Tiramani’s desire to create ‘real’ has to sit with other real things: budgets, time-frames, availability.

Part of a designer’s job is to work out where you can compromise and where you can’t.

For example, using a modern fibre would render the whole look and feel of the production incoherent. But in this case, to use original fibres, there needs to be a compromise on construction: the materials used in The Marriage of Figaro are not handwoven or naturally dyed. Not every garment can be hand sewn — there isn’t time or money — but Tiramani and the wardrobe department are doing all they can.

Paolo Bordogna, Andrei Bondarenko, Dominica Matthews, and Richard Anderson in The Marriage of Figaro at Sydney Opera House (2019). Photo: Prudence Upton.

Paolo Bordogna, Andrei Bondarenko, Dominica Matthews, and Richard Anderson in The Marriage of Figaro at Sydney Opera House (2019). Photo: Prudence Upton.

“Wherever you are, you do what you can with the time and money that you’ve got, and an awful lot of passion from everyone working on the project. None of us would work in the theatre if we weren’t prepared to try really hard,” she says.

For Mozart’s opera to make sense, class lines have to be really clear and powerful, so this production is set in the mid-17th century, where a man of the Count’s station would have incredible power over his servants.

“It makes the world seem a long way from our own, a world where we know that women’s rights aren’t as ours are,” Tiramani explains.

While it is up to director David McVicar to make those class distinctions apparent on stage, it is Tiramani’s to signify it in dress.

So, the outdoor servants are wearing linen and wool, the most favoured servants wear silk, finer linens and wool, and the Count and Countess wear fine linens and fine wool, silks, lace and lots of silver and gold metal threads.

The servants wear blue, which “reads as a colour of service,” Tiramani explains (think about blue jeans). “It also meant we could put Cherubino in a very pale blue, which is cute for his role as a rather dressed up, favoured court boy.”

The aristocrats wear rich black, red and golden yellow — expensive dyes. The Count wears exquisite lace — lace that would have cost as much as a house.

“I’ve got a few beautiful pieces of lace. I’m piecing it out — a bit for a glove here, for a trim here, because we have to ration it. We’re making it go a very long way because we can’t get any more!”

Tiramani is also designing the sets for this production, which allows her to “imagine the whole world”.

“With this project, I can put every colour in my mind, I’m working with the whole palette of the stage.”
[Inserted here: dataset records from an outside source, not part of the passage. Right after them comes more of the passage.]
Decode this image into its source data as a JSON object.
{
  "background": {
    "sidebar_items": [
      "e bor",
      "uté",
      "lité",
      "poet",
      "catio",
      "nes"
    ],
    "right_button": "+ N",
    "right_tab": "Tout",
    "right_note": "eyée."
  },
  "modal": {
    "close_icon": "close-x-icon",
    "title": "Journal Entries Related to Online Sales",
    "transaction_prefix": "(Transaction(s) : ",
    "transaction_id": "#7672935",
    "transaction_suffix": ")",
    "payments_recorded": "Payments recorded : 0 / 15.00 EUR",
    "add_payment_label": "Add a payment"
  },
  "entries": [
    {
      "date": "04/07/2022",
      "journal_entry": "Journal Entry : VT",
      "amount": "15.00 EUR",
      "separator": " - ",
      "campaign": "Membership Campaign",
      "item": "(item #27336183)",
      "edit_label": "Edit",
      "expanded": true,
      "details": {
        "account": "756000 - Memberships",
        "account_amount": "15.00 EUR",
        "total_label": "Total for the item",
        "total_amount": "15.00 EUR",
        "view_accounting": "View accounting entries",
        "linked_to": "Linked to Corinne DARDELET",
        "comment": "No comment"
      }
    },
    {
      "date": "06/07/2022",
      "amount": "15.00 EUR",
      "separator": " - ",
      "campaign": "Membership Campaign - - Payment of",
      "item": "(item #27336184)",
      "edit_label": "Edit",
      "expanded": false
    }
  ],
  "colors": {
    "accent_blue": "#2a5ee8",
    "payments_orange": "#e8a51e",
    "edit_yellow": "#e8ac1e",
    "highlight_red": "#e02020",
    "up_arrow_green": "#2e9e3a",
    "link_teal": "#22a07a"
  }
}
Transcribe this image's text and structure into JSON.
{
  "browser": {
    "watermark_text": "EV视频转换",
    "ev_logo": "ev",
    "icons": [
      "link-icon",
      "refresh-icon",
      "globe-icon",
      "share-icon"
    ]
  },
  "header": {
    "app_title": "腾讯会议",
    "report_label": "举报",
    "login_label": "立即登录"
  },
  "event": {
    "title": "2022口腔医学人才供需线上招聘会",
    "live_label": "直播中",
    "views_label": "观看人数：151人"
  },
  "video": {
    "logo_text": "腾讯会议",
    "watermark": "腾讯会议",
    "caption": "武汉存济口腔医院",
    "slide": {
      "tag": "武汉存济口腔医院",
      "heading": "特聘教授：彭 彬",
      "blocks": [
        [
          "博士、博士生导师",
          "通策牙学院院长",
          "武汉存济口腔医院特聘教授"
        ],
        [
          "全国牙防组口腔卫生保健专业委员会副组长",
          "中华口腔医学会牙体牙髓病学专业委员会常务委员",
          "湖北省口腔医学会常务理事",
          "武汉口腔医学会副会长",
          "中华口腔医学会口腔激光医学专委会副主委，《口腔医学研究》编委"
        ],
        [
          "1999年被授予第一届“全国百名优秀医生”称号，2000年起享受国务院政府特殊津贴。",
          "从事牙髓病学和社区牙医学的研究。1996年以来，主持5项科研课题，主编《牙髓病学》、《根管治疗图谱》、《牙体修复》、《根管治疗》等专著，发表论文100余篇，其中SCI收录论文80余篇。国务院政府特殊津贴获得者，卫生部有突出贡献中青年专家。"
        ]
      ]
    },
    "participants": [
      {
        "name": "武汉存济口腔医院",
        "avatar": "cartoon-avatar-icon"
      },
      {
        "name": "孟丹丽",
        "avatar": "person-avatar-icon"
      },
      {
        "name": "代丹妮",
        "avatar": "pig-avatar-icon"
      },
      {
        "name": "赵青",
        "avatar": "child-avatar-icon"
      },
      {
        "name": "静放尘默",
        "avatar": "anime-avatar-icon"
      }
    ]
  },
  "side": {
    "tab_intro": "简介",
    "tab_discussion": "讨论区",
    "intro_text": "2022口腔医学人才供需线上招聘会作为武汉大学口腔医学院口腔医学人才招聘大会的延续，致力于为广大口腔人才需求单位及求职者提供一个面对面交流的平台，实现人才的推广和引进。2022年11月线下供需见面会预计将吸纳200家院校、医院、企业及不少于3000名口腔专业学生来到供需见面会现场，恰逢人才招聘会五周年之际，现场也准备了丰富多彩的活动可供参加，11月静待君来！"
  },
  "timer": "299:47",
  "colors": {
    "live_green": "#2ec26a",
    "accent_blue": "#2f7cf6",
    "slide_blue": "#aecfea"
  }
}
It is rare for her to take on a set design project without also doing the costumes, because for Tiramani, it’s about working with people. “I love dressing people, I love talking to performers, I love getting to know them in the fitting room. For me, that is the heart of a show. I love working with performers.”

The design process

While Tiramani does have a passion for historical dress (“it thrills me, the idea of the beginning of clothes”), she has many strings to her bow. While working on The Marriage of Figaro, she’s also working long-distance on a contemporary production of Into The Woods, a brand new script and a new production of a Shakespeare play.

The circumstances of each of these projects is different, and require a different design approach. But ultimately, a designer is trying to find a world for the story.

“Whatever it is, you try to make it make sense, make it inventive and give the performers the right kind of world to tell their story,” Tiramani says. “Once you have the world, you can look at what the possibilities are for your characters in their environment. You get into colour and all sorts of detail. That’s the journey.”

It’s easy to tell when you haven’t got it right, she says, because you struggle to find solutions. “When you’ve found a world that makes sense, when everything falls into place, it’s a really wonderful feeling, because you know that you’ve got a world that is going to help the story.”